Acordavam antes dos galos a fim de constatarem se o peso moribundo que carregavam lhes presentearia em uma manhã qualquer com a prometida quietude que apenas o falecimento seria capaz de proporcionar. Rispidamente, abriam um dos olhos da velha, tocavam sua pele engelhada com as receosas costas da mão e observavam seu magro abdome, desejosos de que os fracos pulmões houvessem se afogado em senis líquidos.

Mas tudo em dona Josefa, estranhamente, permanecia.

― Morreu não ― dizia com enfado o averiguador do dia, cargo fúnebre que os filhos mais velhos haviam contraído desde que a mãe deitara-se naquela rede e não levantara mais. Carrascos sem cutelo, cuidavam dela rançosos, envergonhados da sincera vontade de ver morta aquela que lhes deu vida.

A criançada já não era mais repreendida quando embarafustava casa adentro aos gritos e gargalhadas. Endiabrados, os netos agarravam-se aos punhos da rede, onde a avó agonizava em profunda letargia, e fingiam-se macacos. Entendiam eles o quanto a morte é coisa simples, apesar da parcimônia com a qual os adultos debatiam o tema.

O tempo transformara dona Josefa em uma peça carcomida de mobiliário. Não rezavam mais por sua melhora, mas por seu cessamento. Era um incômodo tê-la disposta na sala de casa a definhar diante do olhar de todos, como um relógio velho, máquina gasta e incapaz de receber mais corda.

Se ao menos ela não evacuasse, se parasse de obrar, talvez o inconveniente não fosse tão flagrante. Há meses não esboçava um único gemido e mal remexia o saco de ossos no qual se tornara. Nada reclamava ou solicitava, não reagia ao próprio sofrimento. Todavia, acabara por cometer a maior de todas as inconveniências: demorava-se.     
  
À noite, todos se recolhiam às suas dormidas esperançosos de que, antes do raiar da alvorada encontrariam ― posto que os mortos não mijam ― enxuta a rede da teimosa anciã.

Imersa no silêncio moribundo da sala, dona Josefa sonhava um repetido e teimoso sonho. Por mais que a debilidade a consumisse, a mesmíssima cena onírica revolvia-se em sua mente como um rolo de filme que se reinicia no infinito.

Em seu sonho, era ela tal a cabrocha de ancas duras que fora nos áureos tempos de sua juventude.
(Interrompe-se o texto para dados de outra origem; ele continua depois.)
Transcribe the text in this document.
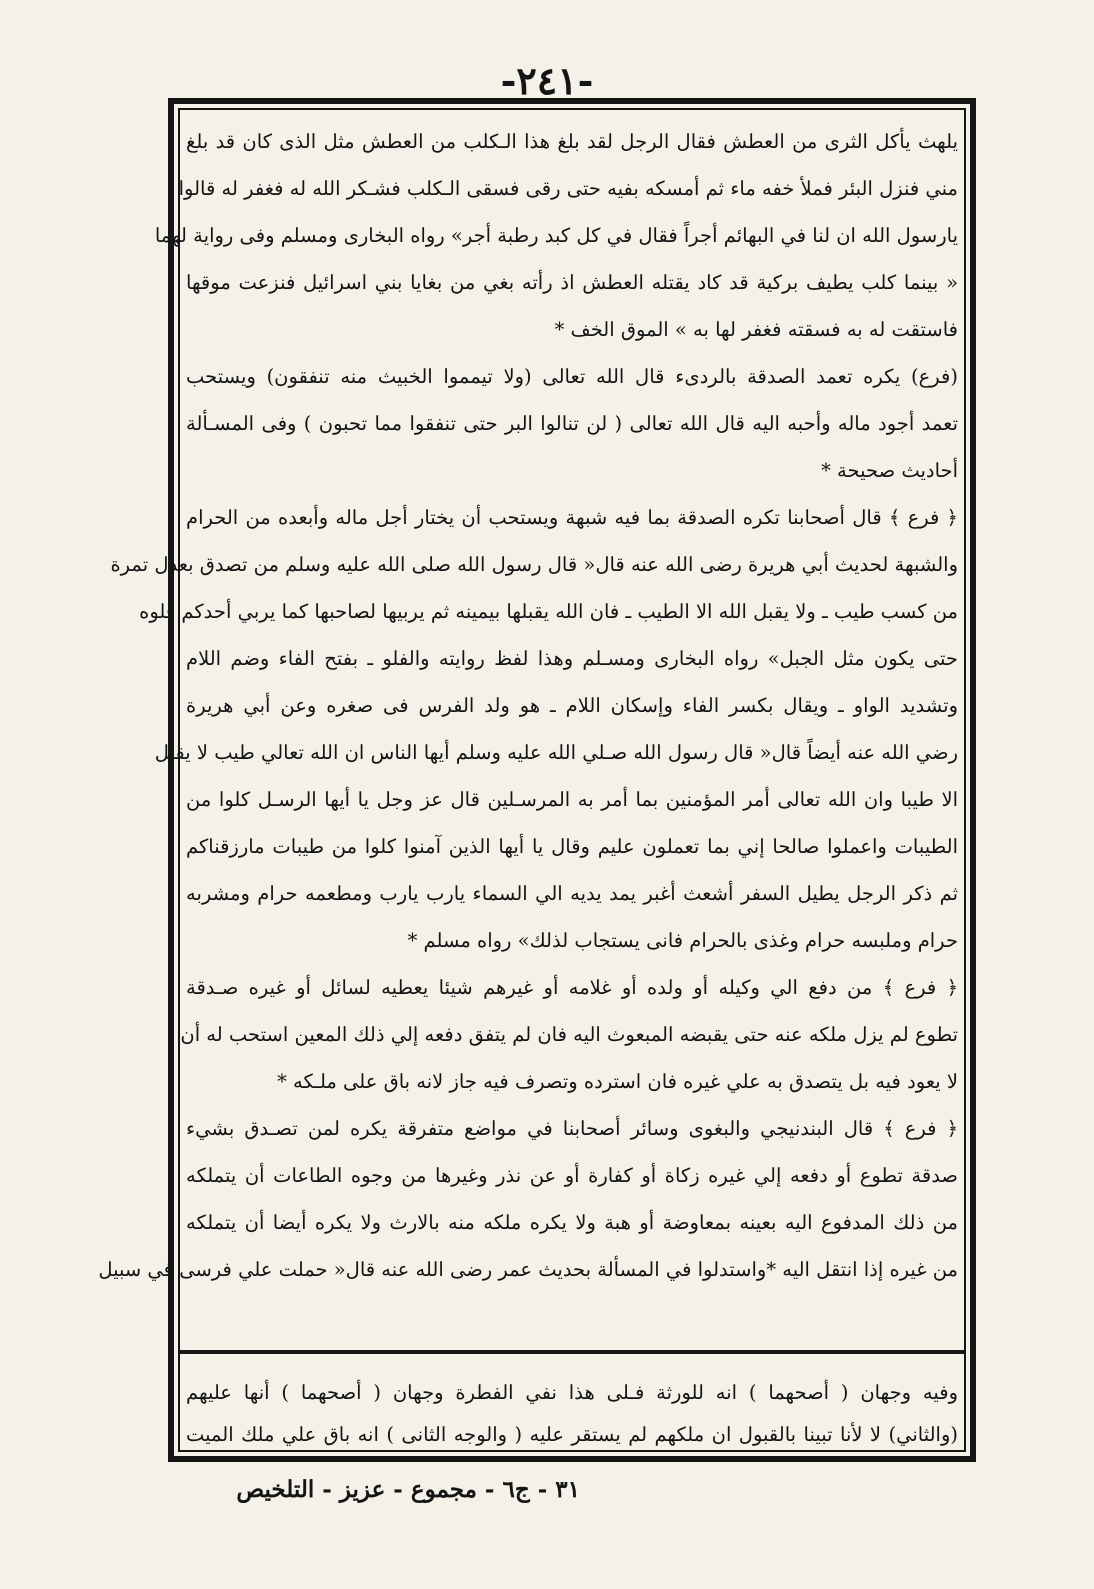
-٢٤١-
يلهث يأكل الثرى من العطش فقال الرجل لقد بلغ هذا الـكلب من العطش مثل الذى كان قد بلغ
مني فنزل البئر فملأ خفه ماء ثم أمسكه بفيه حتى رقى فسقى الـكلب فشـكر الله له فغفر له قالوا
يارسول الله ان لنا في البهائم أجراً فقال في كل كبد رطبة أجر» رواه البخارى ومسلم وفى رواية لهما
« بينما كلب يطيف بركية قد كاد يقتله العطش اذ رأته بغي من بغايا بني اسرائيل فنزعت موقها
فاستقت له به فسقته فغفر لها به » الموق الخف *
(فرع) يكره تعمد الصدقة بالردىء قال الله تعالى (ولا تيمموا الخبيث منه تنفقون) ويستحب
تعمد أجود ماله وأحبه اليه قال الله تعالى ( لن تنالوا البر حتى تنفقوا مما تحبون ) وفى المسـألة
أحاديث صحيحة *
﴿ فرع ﴾ قال أصحابنا تكره الصدقة بما فيه شبهة ويستحب أن يختار أجل ماله وأبعده من الحرام
والشبهة لحديث أبي هريرة رضى الله عنه قال« قال رسول الله صلى الله عليه وسلم من تصدق بعدل تمرة
من كسب طيب ـ ولا يقبل الله الا الطيب ـ فان الله يقبلها بيمينه ثم يربيها لصاحبها كما يربي أحدكم فلوه
حتى يكون مثل الجبل» رواه البخارى ومسـلم وهذا لفظ روايته والفلو ـ بفتح الفاء وضم اللام
وتشديد الواو ـ ويقال بكسر الفاء وإسكان اللام ـ هو ولد الفرس فى صغره وعن أبي هريرة
رضي الله عنه أيضاً قال« قال رسول الله صـلي الله عليه وسلم أيها الناس ان الله تعالي طيب لا يقبل
الا طيبا وان الله تعالى أمر المؤمنين بما أمر به المرسـلين قال عز وجل يا أيها الرسـل كلوا من
الطيبات واعملوا صالحا إني بما تعملون عليم وقال يا أيها الذين آمنوا كلوا من طيبات مارزقناكم
ثم ذكر الرجل يطيل السفر أشعث أغبر يمد يديه الي السماء يارب يارب ومطعمه حرام ومشربه
حرام وملبسه حرام وغذى بالحرام فانى يستجاب لذلك» رواه مسلم *
﴿ فرع ﴾ من دفع الي وكيله أو ولده أو غلامه أو غيرهم شيئا يعطيه لسائل أو غيره صـدقة
تطوع لم يزل ملكه عنه حتى يقبضه المبعوث اليه فان لم يتفق دفعه إلي ذلك المعين استحب له أن
لا يعود فيه بل يتصدق به علي غيره فان استرده وتصرف فيه جاز لانه باق على ملـكه *
﴿ فرع ﴾ قال البندنيجي والبغوى وسائر أصحابنا في مواضع متفرقة يكره لمن تصـدق بشيء
صدقة تطوع أو دفعه إلي غيره زكاة أو كفارة أو عن نذر وغيرها من وجوه الطاعات أن يتملكه
من ذلك المدفوع اليه بعينه بمعاوضة أو هبة ولا يكره ملكه منه بالارث ولا يكره أيضا أن يتملكه
من غيره إذا انتقل اليه *واستدلوا في المسألة بحديث عمر رضى الله عنه قال« حملت علي فرسى في سبيل
وفيه وجهان ( أصحهما ) انه للورثة فـلى هذا نفي الفطرة وجهان ( أصحهما ) أنها عليهم
(والثاني) لا لأنا تبينا بالقبول ان ملكهم لم يستقر عليه ( والوجه الثانى ) انه باق علي ملك الميت
٣١ - ج٦ - مجموع - عزيز - التلخيص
Encontrava-se à beira de um rio, cantarolando e batendo contra as pedras uma camisola que cheirava a sabão de coco. Seu finado Edilberto, também remoçado, acenava para ela da outra margem.


― Num posso travessiar, Dilberto ― queixava-se ― Num posso. Quem é que há de cuidar dos menino? Me espere só um cadinho mais, meu véio... Só um cadinho mais.